The lieutenant takes me to the colonel and repeats my remark. The colonel says, “Just five minutes,” and then he goes to the window and he stops and thinks. That’s what they’re very good at—making decisions. I thought it was very remarkable how a problem of whether or not information as to how the bomb works should be in the Oak Ridge plant had to be decided and could be decided in five minutes. So I have a great deal of respect for these military guys, because I never can decide anything very important in any length of time at all.
In five minutes he said, “All right, Mr. Feynman, go ahead.”

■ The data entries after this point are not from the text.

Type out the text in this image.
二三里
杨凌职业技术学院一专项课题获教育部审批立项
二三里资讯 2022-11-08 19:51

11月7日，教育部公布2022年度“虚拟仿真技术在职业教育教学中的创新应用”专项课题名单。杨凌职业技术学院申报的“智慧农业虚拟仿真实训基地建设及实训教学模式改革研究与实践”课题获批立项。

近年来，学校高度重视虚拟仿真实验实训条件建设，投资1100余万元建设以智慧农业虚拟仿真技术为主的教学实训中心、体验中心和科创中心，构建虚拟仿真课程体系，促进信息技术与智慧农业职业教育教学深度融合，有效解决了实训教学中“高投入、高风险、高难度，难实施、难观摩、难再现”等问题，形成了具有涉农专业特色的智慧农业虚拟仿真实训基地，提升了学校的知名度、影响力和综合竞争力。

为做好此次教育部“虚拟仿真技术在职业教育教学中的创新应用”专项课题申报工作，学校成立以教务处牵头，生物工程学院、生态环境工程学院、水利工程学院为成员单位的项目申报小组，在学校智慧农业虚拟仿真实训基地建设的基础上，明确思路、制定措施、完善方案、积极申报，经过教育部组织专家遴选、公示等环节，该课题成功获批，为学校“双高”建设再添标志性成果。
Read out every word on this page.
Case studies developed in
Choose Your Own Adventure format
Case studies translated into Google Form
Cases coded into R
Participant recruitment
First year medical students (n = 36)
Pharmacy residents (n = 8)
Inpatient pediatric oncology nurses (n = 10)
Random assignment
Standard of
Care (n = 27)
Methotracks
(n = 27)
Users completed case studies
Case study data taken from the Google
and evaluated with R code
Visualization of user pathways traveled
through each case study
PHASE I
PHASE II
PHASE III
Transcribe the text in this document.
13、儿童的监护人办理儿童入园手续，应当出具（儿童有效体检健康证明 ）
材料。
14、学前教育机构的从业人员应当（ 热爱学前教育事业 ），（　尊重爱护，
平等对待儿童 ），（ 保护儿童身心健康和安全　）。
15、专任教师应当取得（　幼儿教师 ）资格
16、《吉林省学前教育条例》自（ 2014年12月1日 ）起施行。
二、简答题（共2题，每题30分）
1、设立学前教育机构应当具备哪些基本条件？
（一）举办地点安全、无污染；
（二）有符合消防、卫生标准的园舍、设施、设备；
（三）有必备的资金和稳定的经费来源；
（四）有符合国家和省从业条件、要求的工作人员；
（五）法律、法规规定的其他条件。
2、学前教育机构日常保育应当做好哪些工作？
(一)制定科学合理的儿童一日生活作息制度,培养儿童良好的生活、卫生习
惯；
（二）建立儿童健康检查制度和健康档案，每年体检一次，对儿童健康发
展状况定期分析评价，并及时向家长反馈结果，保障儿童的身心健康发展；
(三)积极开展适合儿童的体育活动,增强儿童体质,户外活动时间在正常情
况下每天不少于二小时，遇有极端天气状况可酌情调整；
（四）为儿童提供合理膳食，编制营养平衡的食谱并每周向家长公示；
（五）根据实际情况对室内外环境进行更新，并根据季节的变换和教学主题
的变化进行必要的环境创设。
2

As Feynman implies, it would have been easy for the Colonel to defer his decision due to the uncertainty. Most plausibly, he might argue that a committee be set up to make the correct decision. But that would undermine the overall strategy of the project, which was to build a nuclear bomb as fast as possible. In the event, it's likely he determined that there were too many unknowns to make a 'correct' decision, and that the need for safety trumped the risk of secret leakage in this case.
The colonel pondered it long enough to let the facts settle in his mind, and then made a decision and carried it out immediately. We still don't know if it was the 'correct' decision (maybe secrets were leaked; maybe the safety risk was in fact far lower than Feynman thought), but that's the core of the challenge: making decisions in an uncertain context. [1]
How to Get There
It's one thing to realise that you need to develop a culture of experimentation, risk-taking, and 'bias to action', quite another to achieve it. The first thing that must happen is that the leadership must support, encourage, and coach this change. Any hint that they are not supporting this change will result in confusion and resistance at lower levels of the organisation. This must be clearly demonstrated through consistent communication, actions that align with their message, and by prioritising resources to enable experimentation and risk-taking.
Next you have to set up incentives and financial structures that support the behaviours you want. We've written about this before in the 'money flows' series, and the piece on SpaceX is particularly relevant here. Their entire financial organisation is built around encouraging innovation (rather than cost control), with the goal of 'reducing the cost per kg of sending cargo into space'.
One common pattern that we see can be effective to get organisations out of their old habits is to set up a project that exists outside the existing governance structures of the business. It doesn't have to be isolated entirely, but should have enough independence to experiment without being bogged down by the constraints of traditional approval and oversight processes. This allows it to operate with a lean and agile approach, fostering innovation while reducing the cost of experimentation.
Cloud Native Pattern: Reduce the Cost of Experimentation
Footnotes
[1] Another good example from fiction: In the Star Trek: The Next Generation episode "Coming of Age", Wesley Crusher undergoes the Starfleet Academy entrance exam, which includes a psychological test designed to assess his decision-making abilities under pressure. During this test, Wesley is confronted with a simulated emergency (that he believes to be real) where he must choose between rescuing one of two individuals in a perilous situation and effectively condemning one to death, evaluating his capacity to make critical decisions when outcomes are uncertain.